|Jack the Ripper: A Suspect Guide|
|This text is from the E-book Jack the Ripper: A Suspect Guide by Christopher J. Morley (2005). Click here to return to the table of contents. The text is unedited, and any errors or omissions rest with the author. Our thanks go out to Christopher J. Morley for his permission to publish his E-book.|
In 1935 writer R.Thurston Hopkins, proposed a suspect who fitted the description of the man described by George Hutchinson, seen with Mary Kelly shortly before she was murdered. Hopkins used the pseudonym Mr Moring for this suspect, and went on to describe him as a drug addicted poet. Author and theorist Martin Fido has recently identified poet Ernest Dowson as the suspect Mr Moring.

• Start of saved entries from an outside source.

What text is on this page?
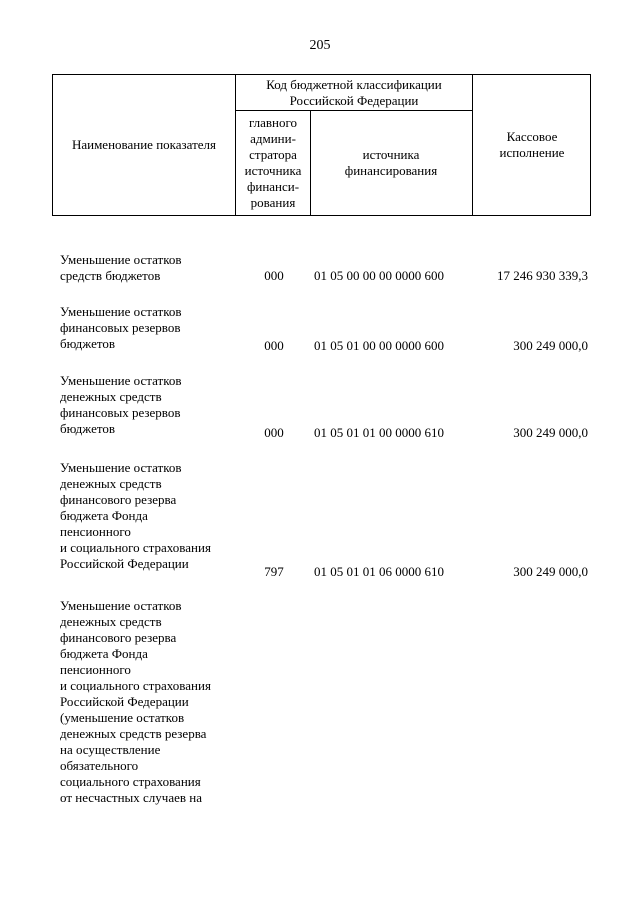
205
Наименование показателя
Код бюджетной классификации Российской Федерации
главного админи-стратора источника финанси-рования
источника финансирования
Кассовое исполнение
Уменьшение остатков
средств бюджетов	000	01 05 00 00 00 0000 600	17 246 930 339,3
Уменьшение остатков
финансовых резервов
бюджетов	000	01 05 01 00 00 0000 600	300 249 000,0
Уменьшение остатков
денежных средств
финансовых резервов
бюджетов	000	01 05 01 01 00 0000 610	300 249 000,0
Уменьшение остатков
денежных средств
финансового резерва
бюджета Фонда
пенсионного
и социального страхования
Российской Федерации
797	01 05 01 01 06 0000 610	300 249 000,0
Уменьшение остатков
денежных средств
финансового резерва
бюджета Фонда
пенсионного
и социального страхования
Российской Федерации
(уменьшение остатков
денежных средств резерва
на осуществление
обязательного
социального страхования
от несчастных случаев на
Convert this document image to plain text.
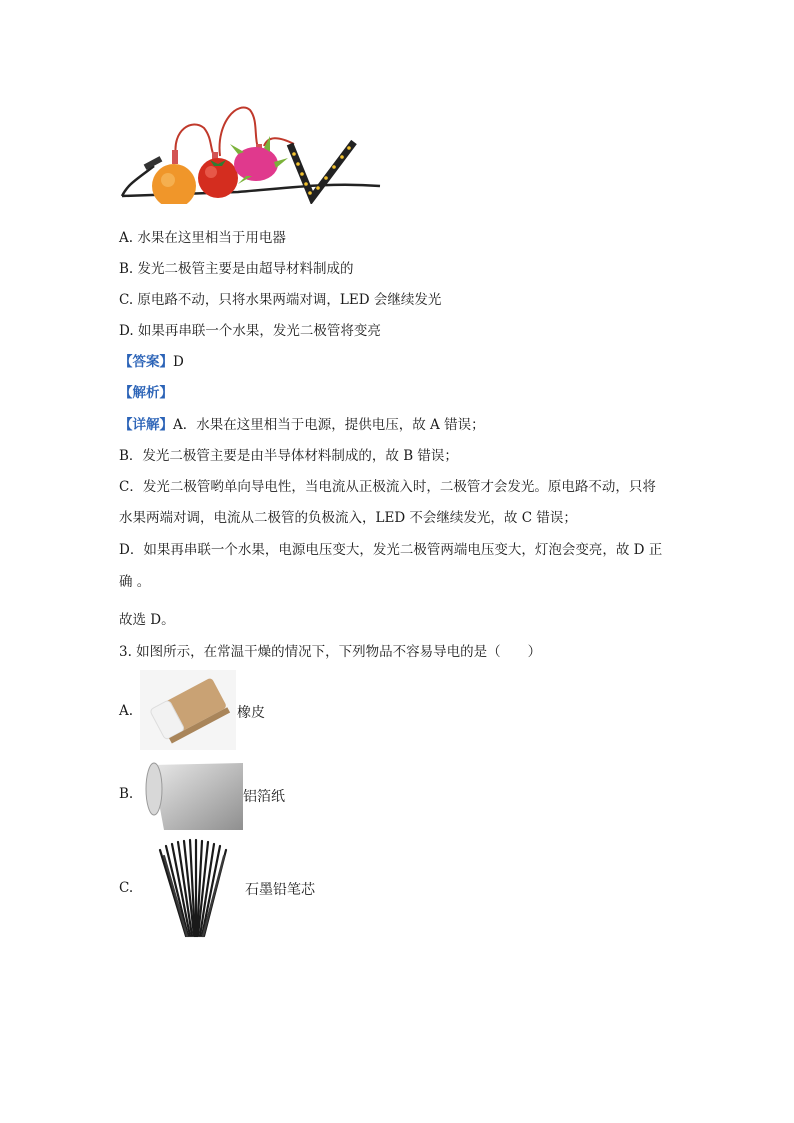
A. 水果在这里相当于用电器
B. 发光二极管主要是由超导材料制成的
C. 原电路不动，只将水果两端对调，LED 会继续发光
D. 如果再串联一个水果，发光二极管将变亮
【答案】D
【解析】
【详解】A．水果在这里相当于电源，提供电压，故 A 错误；
B．发光二极管主要是由半导体材料制成的，故 B 错误；
C．发光二极管哟单向导电性，当电流从正极流入时，二极管才会发光。原电路不动，只将
水果两端对调，电流从二极管的负极流入，LED 不会继续发光，故 C 错误；
D．如果再串联一个水果，电源电压变大，发光二极管两端电压变大，灯泡会变亮，故 D 正
确 。
故选 D。
3. 如图所示，在常温干燥的情况下，下列物品不容易导电的是（　　）
A.	橡皮
B.	铝箔纸
C.	石墨铅笔芯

Ernest Dowson was born on 2 August 1867 at the Grove, Belmont Hill, Lee, Kent, and was educated at Queen's College, Oxford, though left without taking his degree to help in his father's failing business. In 1891 he met 12 year old Adelaide Foltinowicz, a restaurateur's daughter. He courted her for two years, but when she came of age she instead married a waiter who worked in his father's restaurant. Much of his poetry would thus be influenced by his infatuation with her. He joined the Rhymer's Club, a society of poets, whose philosophy was that art in any form should be produced merely for the sake of artistic value, and whose membership included W.B Yeats. Dowson contributed poems to, The Yellow Book, and, The Savoy. In 1895 both his parents died within a few months of each other. His father, who lived a good deal of his life in France, on account of his delicate health, died from consumption (tuberculosis) his mother committed suicide shortly after, and from this period he wandered aimlessly around Europe. He died at 26 Sandhurst Gardens, Catford, in relative obscurity, from alcoholism on 23 February 1900 at the age of 33 and was buried in Lewisham cemetery. His friend, W.B Yeats, described him as, 'Timid, silent and a little melancholy', others who knew him described him as, 'Shy, frail and timid'.
Was Dowson, Jack the Ripper. He did reside in Whitechapel at the time of the Ripper murders, though was not drug addicted as Hopkins described. He also had no history of violence, and none of his poems could be considered misogynistic. He may have been considered melancholy, but this description could be applied to many of the poets from this period.